AAM 25D

Generative Face Alignment Through 2.5D Active Appearance Models

Videos

Pedro Martins, Rui Caseiro, Jorge Batista
Institute of Systems and Robotics (ISR)
University of Coimbra, Portugal



Efficient Simultaneous Forwards Additive (ESFA) fitting algorithm


Video 1: 2.5D AAM fitting using the Efficient Simultaneous Forwards Additive (ESFA) algorithm. Each image show the input frame overlaid with the projected mesh and tree different views of the current 3D mesh s.


Efficient Robust Normalization Forwards Additive (ERNFA) fitting algorithm


Video 2: Robust 2.5D AAM fitting using the Efficient Robust Normalization Forwards Additive (ERNFA) algorithm. The weight mask is shown on the right. The scale parameters were estimated assuming that there always exists 10% of outliers.


Efficient Robust Simultaneous Forwards Additive (ERSFA) fitting algorithm


Video 3: Robust 2.5D AAM fitting using the Efficient Robust Simultaneous Forwards Additive (ERSFA) algorithm.

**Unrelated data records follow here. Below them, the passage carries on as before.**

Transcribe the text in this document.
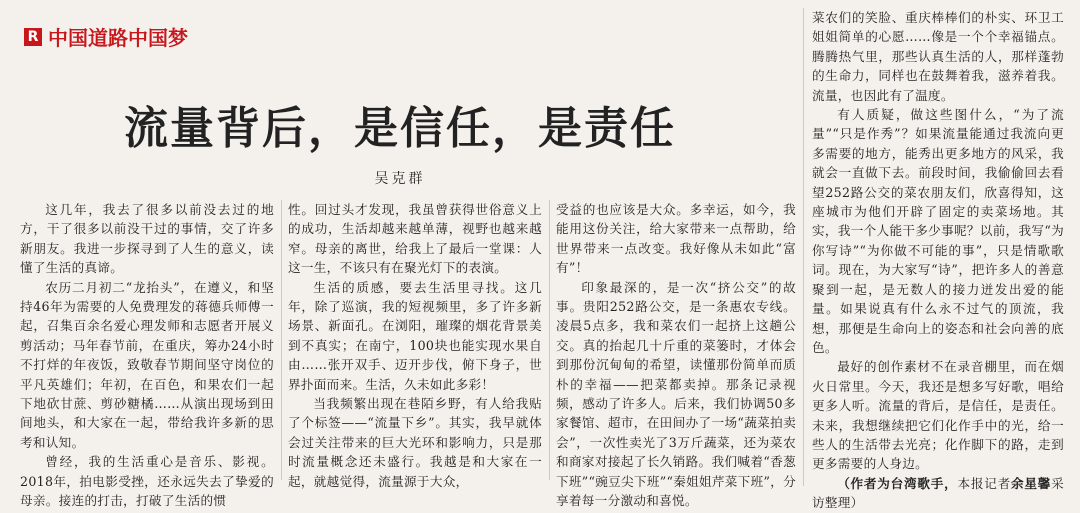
R 中国道路中国梦
流量背后，是信任，是责任
吴克群

这几年，我去了很多以前没去过的地方，干了很多以前没干过的事情，交了许多新朋友。我进一步探寻到了人生的意义，读懂了生活的真谛。

农历二月初二“龙抬头”，在遵义，和坚持46年为需要的人免费理发的蒋德兵师傅一起，召集百余名爱心理发师和志愿者开展义剪活动；马年春节前，在重庆，筹办24小时不打烊的年夜饭，致敬春节期间坚守岗位的平凡英雄们；年初，在百色，和果农们一起下地砍甘蔗、剪砂糖橘……从演出现场到田间地头，和大家在一起，带给我许多新的思考和认知。

曾经，我的生活重心是音乐、影视。2018年，拍电影受挫，还永远失去了挚爱的母亲。接连的打击，打破了生活的惯

性。回过头才发现，我虽曾获得世俗意义上的成功，生活却越来越单薄，视野也越来越窄。母亲的离世，给我上了最后一堂课：人这一生，不该只有在聚光灯下的表演。

生活的质感，要去生活里寻找。这几年，除了巡演，我的短视频里，多了许多新场景、新面孔。在浏阳，璀璨的烟花背景美到不真实；在南宁，100块也能实现水果自由……张开双手、迈开步伐，俯下身子，世界扑面而来。生活，久未如此多彩！

当我频繁出现在巷陌乡野，有人给我贴了个标签——“流量下乡”。其实，我早就体会过关注带来的巨大光环和影响力，只是那时流量概念还未盛行。我越是和大家在一起，就越觉得，流量源于大众，

受益的也应该是大众。多幸运，如今，我能用这份关注，给大家带来一点帮助，给世界带来一点改变。我好像从未如此“富有”！

印象最深的，是一次“挤公交”的故事。贵阳252路公交，是一条惠农专线。凌晨5点多，我和菜农们一起挤上这趟公交。真的抬起几十斤重的菜篓时，才体会到那份沉甸甸的希望，读懂那份简单而质朴的幸福——把菜都卖掉。那条记录视频，感动了许多人。后来，我们协调50多家餐馆、超市，在田间办了一场“蔬菜拍卖会”，一次性卖光了3万斤蔬菜，还为菜农和商家对接起了长久销路。我们喊着“香葱下班”“豌豆尖下班”“秦姐姐芹菜下班”，分享着每一分激动和喜悦。

菜农们的笑脸、重庆棒棒们的朴实、环卫工姐姐简单的心愿……像是一个个幸福锚点。腾腾热气里，那些认真生活的人，那样蓬勃的生命力，同样也在鼓舞着我，滋养着我。流量，也因此有了温度。

有人质疑，做这些图什么，“为了流量”“只是作秀”？如果流量能通过我流向更多需要的地方，能秀出更多地方的风采，我就会一直做下去。前段时间，我偷偷回去看望252路公交的菜农朋友们，欣喜得知，这座城市为他们开辟了固定的卖菜场地。其实，我一个人能干多少事呢？以前，我写“为你写诗”“为你做不可能的事”，只是情歌歌词。现在，为大家写“诗”，把许多人的善意聚到一起，是无数人的接力迸发出爱的能量。如果说真有什么永不过气的顶流，我想，那便是生命向上的姿态和社会向善的底色。

最好的创作素材不在录音棚里，而在烟火日常里。今天，我还是想多写好歌，唱给更多人听。流量的背后，是信任，是责任。未来，我想继续把它们化作手中的光，给一些人的生活带去光亮；化作脚下的路，走到更多需要的人身边。

（作者为台湾歌手，本报记者余星馨采访整理）
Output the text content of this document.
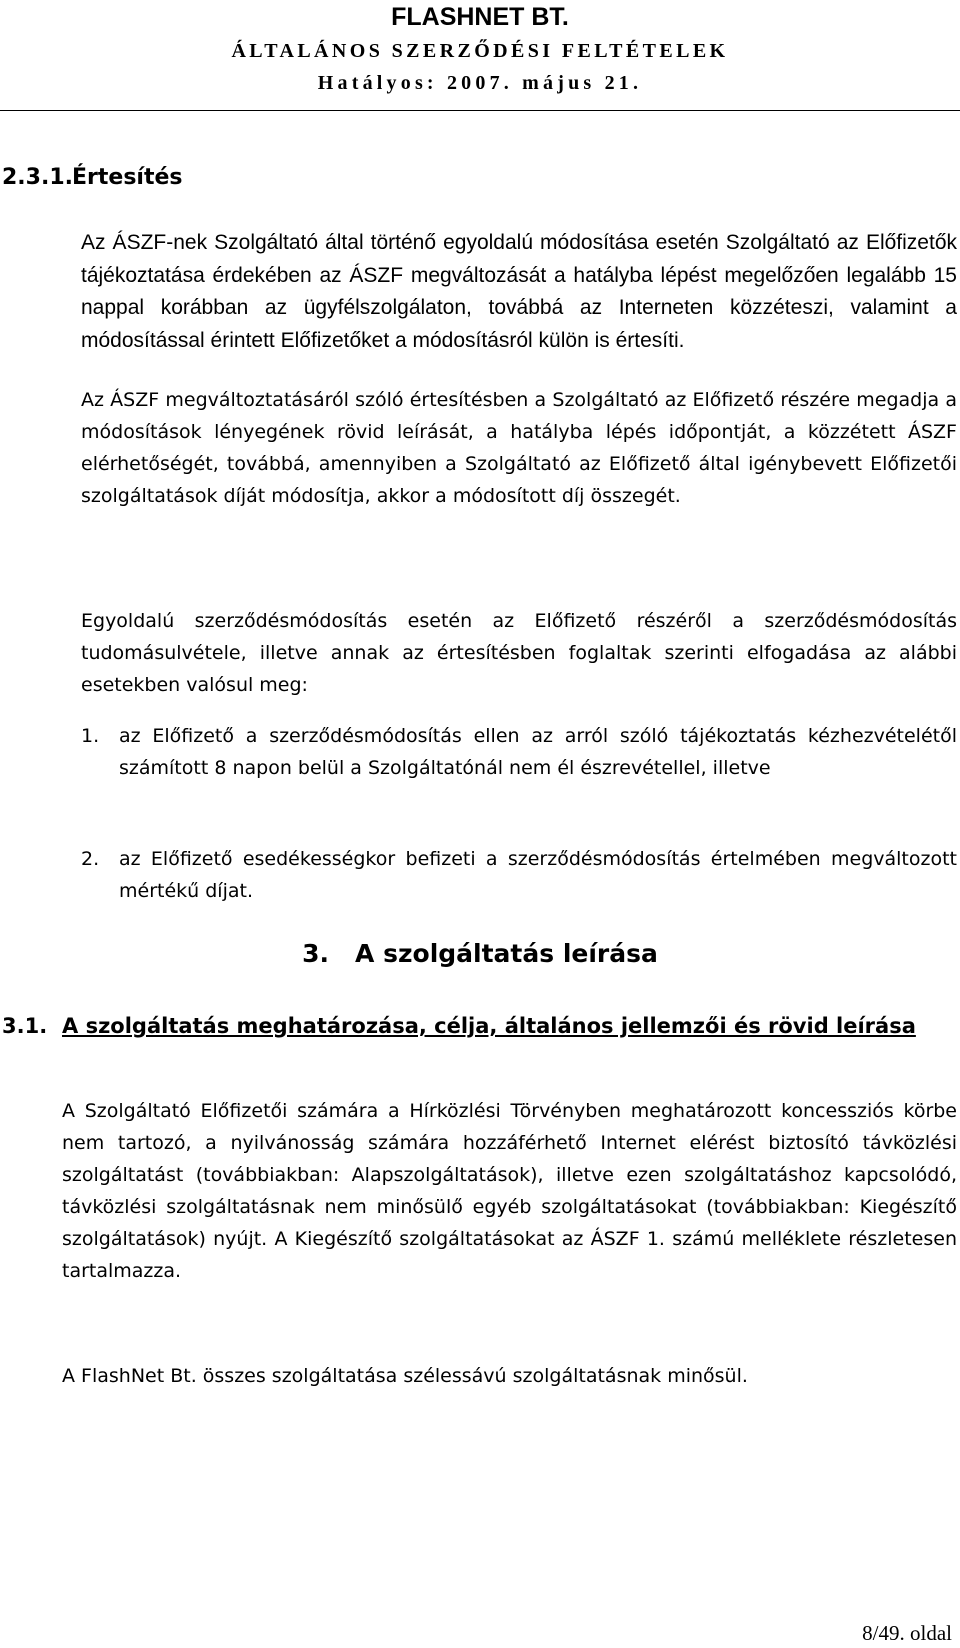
FLASHNET BT.
ÁLTALÁNOS SZERZŐDÉSI FELTÉTELEK
Hatályos: 2007. május 21.
2.3.1.Értesítés

Az ÁSZF-nek Szolgáltató által történő egyoldalú módosítása esetén Szolgáltató az Előfizetők tájékoztatása érdekében az ÁSZF megváltozását a hatályba lépést megelőzően legalább 15 nappal korábban az ügyfélszolgálaton, továbbá az Interneten közzéteszi, valamint a módosítással érintett Előfizetőket a módosításról külön is értesíti.

Az ÁSZF megváltoztatásáról szóló értesítésben a Szolgáltató az Előfizető részére megadja a módosítások lényegének rövid leírását, a hatályba lépés időpontját, a közzétett ÁSZF elérhetőségét, továbbá, amennyiben a Szolgáltató az Előfizető által igénybevett Előfizetői szolgáltatások díját módosítja, akkor a módosított díj összegét.

Egyoldalú szerződésmódosítás esetén az Előfizető részéről a szerződésmódosítás tudomásulvétele, illetve annak az értesítésben foglaltak szerinti elfogadása az alábbi esetekben valósul meg:

1. az Előfizető a szerződésmódosítás ellen az arról szóló tájékoztatás kézhezvételétől számított 8 napon belül a Szolgáltatónál nem él észrevétellel, illetve
2. az Előfizető esedékességkor befizeti a szerződésmódosítás értelmében megváltozott mértékű díjat.
3. A szolgáltatás leírása
3.1. A szolgáltatás meghatározása, célja, általános jellemzői és rövid leírása

A Szolgáltató Előfizetői számára a Hírközlési Törvényben meghatározott koncessziós körbe nem tartozó, a nyilvánosság számára hozzáférhető Internet elérést biztosító távközlési szolgáltatást (továbbiakban: Alapszolgáltatások), illetve ezen szolgáltatáshoz kapcsolódó, távközlési szolgáltatásnak nem minősülő egyéb szolgáltatásokat (továbbiakban: Kiegészítő szolgáltatások) nyújt. A Kiegészítő szolgáltatásokat az ÁSZF 1. számú melléklete részletesen tartalmazza.

A FlashNet Bt. összes szolgáltatása szélessávú szolgáltatásnak minősül.

8/49. oldal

The weight mask is shown on the bottom-right. The scale parameters were estimated from the fitting error MAD on the images of the training set. The black triangles of the face mesh are in occlusion.


Fitting on the 3D Dynamic Facial Expression Database (BU-4DFE) using ESFA fitting algorithm


Video 4: Some examples of BU-4DFE dataset used for the evaluation of the 3D recovered shape when using the 2.5D AAM. The BU-4DFE dataset includes high resolution 3D dense reconstructions of video sequences of several individuals showing the six prototypic facial expressions namely, anger, disgust, happiness, fear, sadness, and surprise. The 3D facial expressions were captured at 25 frames per second where each expression sequence contains about 100 frames (resolution of 1040x1392 per frame).


The Talking Face Sequence using the ERSFA fitting algorithm


Video 5: Qualitative 3D shape recovery on the Talking Face video sequence using the Efficient Robust Simultaneous Forwards Additive (ERSFA) algorithm.